Competing Interest Statement
CB, FJD, and PBR are Janssen employees and own stock or stock options. PRR receives an unconditional grant from Janssen Research & Development, and funding through the Innovative Medicines Initiative.
Funding Statement
This study was sponsored by Janssen Research & Development, LLC. This project has received funding from the Innovative Medicines Initiative 2 Joint Undertaking (JU) under grant agreement No 806968. The JU receives support from the European Union's Horizon 2020 research and innovation programme and EFPIA.
Author Declarations
I confirm all relevant ethical guidelines have been followed, and any necessary IRB and/or ethics committee approvals have been obtained.
Yes
The details of the IRB/oversight body that provided approval or exemption for the research described are given below:
The use of IBM MarketScan® Multi-State Medicaid Database was reviewed by the New England Institutional Review Board and determined to be exempt from broad Institutional Review Board approval, as this research project did not involve human patient research.
All necessary patient/participant consent has been obtained and the appropriate institutional forms have been archived.
Yes
I understand that all clinical trials and any other prospective interventional studies must be registered with an ICMJE-approved registry, such as ClinicalTrials.gov.

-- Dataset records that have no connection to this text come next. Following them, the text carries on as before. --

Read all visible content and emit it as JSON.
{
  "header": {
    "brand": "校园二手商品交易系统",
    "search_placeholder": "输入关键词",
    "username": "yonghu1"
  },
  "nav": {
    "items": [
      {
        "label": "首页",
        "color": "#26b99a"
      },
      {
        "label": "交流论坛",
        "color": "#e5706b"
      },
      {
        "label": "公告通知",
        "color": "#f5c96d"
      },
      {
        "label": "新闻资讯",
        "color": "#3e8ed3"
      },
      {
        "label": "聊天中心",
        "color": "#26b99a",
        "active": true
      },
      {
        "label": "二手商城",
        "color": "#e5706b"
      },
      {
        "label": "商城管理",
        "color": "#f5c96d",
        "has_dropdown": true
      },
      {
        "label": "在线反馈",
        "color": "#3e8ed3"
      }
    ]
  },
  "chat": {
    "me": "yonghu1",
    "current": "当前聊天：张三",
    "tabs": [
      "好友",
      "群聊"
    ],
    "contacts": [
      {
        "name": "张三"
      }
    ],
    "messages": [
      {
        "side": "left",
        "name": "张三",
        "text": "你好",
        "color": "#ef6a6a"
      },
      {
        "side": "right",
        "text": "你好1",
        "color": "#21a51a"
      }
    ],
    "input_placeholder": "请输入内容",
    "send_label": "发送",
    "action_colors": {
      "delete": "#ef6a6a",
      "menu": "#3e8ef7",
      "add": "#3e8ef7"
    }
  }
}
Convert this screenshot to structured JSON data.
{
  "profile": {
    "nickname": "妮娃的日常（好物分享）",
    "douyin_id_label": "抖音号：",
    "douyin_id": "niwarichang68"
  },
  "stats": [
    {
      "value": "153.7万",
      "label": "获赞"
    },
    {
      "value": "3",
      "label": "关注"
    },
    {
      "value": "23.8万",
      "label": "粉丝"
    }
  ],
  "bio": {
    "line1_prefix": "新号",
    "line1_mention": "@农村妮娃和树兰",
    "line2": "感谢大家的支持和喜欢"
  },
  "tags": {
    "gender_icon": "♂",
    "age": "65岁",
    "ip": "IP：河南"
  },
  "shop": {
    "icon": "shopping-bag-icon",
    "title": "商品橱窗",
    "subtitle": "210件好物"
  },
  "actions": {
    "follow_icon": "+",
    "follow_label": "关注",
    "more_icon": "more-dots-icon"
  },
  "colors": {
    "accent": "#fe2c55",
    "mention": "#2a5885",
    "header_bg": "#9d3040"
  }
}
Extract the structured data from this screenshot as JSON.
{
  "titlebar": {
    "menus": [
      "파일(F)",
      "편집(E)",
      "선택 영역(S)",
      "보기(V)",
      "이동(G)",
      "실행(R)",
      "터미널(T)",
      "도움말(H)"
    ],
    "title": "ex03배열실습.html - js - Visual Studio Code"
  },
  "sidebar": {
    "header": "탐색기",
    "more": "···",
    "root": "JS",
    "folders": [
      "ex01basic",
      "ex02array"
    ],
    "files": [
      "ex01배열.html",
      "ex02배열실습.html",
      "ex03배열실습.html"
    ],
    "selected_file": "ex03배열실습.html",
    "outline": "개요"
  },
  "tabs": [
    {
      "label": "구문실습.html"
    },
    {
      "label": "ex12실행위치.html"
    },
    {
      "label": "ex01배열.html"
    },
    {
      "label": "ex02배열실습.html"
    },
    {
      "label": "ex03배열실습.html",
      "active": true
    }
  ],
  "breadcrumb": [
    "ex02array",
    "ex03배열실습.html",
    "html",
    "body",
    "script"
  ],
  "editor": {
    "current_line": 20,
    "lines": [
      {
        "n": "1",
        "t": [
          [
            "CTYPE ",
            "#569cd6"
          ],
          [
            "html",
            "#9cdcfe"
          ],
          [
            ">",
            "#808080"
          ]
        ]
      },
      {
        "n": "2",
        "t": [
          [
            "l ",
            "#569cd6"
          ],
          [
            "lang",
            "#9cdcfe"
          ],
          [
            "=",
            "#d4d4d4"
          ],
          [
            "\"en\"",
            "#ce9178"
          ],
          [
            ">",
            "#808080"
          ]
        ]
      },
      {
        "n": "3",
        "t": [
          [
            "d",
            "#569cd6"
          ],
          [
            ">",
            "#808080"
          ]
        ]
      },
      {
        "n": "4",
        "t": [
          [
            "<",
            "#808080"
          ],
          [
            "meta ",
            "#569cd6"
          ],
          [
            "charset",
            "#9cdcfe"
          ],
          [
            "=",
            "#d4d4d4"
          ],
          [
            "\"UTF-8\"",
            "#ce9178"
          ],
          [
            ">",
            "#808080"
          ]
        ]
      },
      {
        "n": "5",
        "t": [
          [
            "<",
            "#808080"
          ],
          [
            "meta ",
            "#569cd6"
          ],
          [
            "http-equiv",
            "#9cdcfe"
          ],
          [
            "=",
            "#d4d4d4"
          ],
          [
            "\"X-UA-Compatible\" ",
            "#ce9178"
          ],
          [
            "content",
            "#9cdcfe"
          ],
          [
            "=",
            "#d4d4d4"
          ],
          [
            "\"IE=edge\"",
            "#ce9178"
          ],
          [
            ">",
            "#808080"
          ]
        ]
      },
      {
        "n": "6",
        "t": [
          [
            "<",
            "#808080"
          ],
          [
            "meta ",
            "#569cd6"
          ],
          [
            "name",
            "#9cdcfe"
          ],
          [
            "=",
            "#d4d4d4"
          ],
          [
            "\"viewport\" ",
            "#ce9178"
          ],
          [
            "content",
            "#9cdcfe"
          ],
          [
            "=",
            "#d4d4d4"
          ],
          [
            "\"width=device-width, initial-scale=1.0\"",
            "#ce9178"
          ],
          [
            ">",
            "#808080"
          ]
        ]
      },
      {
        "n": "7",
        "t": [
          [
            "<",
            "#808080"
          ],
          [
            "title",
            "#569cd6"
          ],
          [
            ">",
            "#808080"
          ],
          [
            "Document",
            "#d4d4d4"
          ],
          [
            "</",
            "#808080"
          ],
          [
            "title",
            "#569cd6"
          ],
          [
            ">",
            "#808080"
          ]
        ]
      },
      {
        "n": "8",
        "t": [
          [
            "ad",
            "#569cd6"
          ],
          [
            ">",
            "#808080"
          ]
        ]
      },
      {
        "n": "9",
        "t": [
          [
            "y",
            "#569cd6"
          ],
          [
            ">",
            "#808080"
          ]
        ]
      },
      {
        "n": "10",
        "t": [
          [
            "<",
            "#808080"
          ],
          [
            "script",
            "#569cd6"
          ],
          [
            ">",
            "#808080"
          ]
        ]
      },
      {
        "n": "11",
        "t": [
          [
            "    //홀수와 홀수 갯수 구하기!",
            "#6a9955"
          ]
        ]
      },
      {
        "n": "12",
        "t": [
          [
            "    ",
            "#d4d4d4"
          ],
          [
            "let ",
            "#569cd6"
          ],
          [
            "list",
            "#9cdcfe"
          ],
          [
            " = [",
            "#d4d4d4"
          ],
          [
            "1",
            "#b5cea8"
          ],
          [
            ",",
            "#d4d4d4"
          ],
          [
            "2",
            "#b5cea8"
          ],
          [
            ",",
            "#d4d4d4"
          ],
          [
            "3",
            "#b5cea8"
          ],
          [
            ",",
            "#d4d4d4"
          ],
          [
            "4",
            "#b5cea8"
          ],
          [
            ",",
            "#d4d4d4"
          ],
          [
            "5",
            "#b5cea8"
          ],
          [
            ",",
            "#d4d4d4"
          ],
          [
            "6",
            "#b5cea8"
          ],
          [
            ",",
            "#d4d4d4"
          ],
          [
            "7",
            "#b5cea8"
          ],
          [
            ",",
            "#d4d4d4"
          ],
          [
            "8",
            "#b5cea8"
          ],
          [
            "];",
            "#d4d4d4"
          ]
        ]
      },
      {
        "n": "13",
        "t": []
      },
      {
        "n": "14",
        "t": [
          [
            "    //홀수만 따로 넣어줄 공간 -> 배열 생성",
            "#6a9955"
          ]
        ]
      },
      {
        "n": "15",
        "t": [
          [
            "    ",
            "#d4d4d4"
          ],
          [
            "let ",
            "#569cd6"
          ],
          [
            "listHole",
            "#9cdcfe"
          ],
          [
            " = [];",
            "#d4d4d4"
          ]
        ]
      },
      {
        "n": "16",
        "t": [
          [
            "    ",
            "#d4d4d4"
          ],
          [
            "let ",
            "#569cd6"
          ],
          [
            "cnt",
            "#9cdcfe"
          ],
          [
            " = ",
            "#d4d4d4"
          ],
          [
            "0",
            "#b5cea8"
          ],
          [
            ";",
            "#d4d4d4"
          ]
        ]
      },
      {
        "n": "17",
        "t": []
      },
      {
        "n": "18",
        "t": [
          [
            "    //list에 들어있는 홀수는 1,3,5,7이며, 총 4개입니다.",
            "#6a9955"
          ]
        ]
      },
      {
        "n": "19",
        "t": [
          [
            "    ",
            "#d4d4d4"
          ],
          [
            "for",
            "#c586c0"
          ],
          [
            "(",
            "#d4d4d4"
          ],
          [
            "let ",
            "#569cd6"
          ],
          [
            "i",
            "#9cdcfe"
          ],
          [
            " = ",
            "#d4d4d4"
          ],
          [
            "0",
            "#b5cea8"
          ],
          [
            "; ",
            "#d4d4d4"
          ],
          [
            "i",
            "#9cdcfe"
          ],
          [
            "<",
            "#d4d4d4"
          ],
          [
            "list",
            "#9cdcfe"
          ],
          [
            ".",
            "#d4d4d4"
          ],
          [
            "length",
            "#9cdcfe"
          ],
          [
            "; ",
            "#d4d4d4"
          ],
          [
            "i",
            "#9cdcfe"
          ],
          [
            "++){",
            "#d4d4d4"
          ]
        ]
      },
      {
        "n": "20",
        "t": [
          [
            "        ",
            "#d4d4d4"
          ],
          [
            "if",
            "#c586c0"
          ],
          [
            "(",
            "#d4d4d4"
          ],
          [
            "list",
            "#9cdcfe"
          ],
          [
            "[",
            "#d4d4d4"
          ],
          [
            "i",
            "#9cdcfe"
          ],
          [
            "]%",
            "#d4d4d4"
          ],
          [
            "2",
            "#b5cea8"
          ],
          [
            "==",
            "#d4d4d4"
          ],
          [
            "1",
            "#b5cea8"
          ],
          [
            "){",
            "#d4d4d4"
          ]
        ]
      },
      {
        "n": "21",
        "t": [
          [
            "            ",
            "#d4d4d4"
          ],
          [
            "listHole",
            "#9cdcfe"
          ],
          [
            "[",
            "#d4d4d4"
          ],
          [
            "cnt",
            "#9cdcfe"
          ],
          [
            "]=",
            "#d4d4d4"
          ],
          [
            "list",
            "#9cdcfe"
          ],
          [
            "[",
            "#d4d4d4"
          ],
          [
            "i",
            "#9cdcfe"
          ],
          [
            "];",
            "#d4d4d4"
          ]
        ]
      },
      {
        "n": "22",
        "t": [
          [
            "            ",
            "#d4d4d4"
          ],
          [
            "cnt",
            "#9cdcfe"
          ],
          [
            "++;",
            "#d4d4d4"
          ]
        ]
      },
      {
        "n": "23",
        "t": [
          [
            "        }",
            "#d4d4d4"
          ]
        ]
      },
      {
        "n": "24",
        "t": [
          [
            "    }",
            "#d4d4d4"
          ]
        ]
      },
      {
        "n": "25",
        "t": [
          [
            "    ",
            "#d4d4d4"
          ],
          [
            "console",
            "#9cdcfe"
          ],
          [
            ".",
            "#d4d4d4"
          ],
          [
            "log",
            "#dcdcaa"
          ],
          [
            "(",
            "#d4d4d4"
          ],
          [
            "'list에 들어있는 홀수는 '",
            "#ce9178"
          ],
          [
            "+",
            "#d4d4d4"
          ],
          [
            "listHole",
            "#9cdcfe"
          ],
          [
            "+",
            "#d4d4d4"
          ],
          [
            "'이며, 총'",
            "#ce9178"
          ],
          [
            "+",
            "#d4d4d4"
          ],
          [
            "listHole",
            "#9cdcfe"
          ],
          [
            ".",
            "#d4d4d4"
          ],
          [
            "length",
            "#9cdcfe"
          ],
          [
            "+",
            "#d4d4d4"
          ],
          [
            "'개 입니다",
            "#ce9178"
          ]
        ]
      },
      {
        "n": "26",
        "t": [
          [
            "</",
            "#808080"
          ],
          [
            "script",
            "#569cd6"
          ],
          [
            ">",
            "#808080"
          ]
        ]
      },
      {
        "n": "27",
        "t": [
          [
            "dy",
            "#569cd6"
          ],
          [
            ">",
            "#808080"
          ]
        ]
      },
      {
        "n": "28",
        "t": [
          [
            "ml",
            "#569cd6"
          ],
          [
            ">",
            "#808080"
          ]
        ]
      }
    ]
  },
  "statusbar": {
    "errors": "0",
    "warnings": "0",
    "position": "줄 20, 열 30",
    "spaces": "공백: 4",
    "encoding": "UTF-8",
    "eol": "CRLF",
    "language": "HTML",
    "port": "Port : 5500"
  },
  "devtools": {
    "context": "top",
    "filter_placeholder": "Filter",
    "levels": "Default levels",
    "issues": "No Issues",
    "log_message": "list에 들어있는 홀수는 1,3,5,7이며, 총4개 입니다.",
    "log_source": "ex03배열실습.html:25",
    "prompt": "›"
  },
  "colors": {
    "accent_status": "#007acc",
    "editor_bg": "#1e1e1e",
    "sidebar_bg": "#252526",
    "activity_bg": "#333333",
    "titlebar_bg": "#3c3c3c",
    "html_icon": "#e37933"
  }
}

I confirm that any such study reported in the manuscript has been registered and the trial registration ID is provided (note: if posting a prospective study registered retrospectively, please provide a statement in the trial ID field explaining why the study was not registered in advance).
Yes
I have followed all appropriate research reporting guidelines and uploaded the relevant EQUATOR Network research reporting checklist(s) and other pertinent material as supplementary files, if applicable.
Yes
Data Availability
The Data Quality Dashboard R package is available on github as is a publicly available instance of the data quality results for IBM MarketScan® Multi-State Medicaid.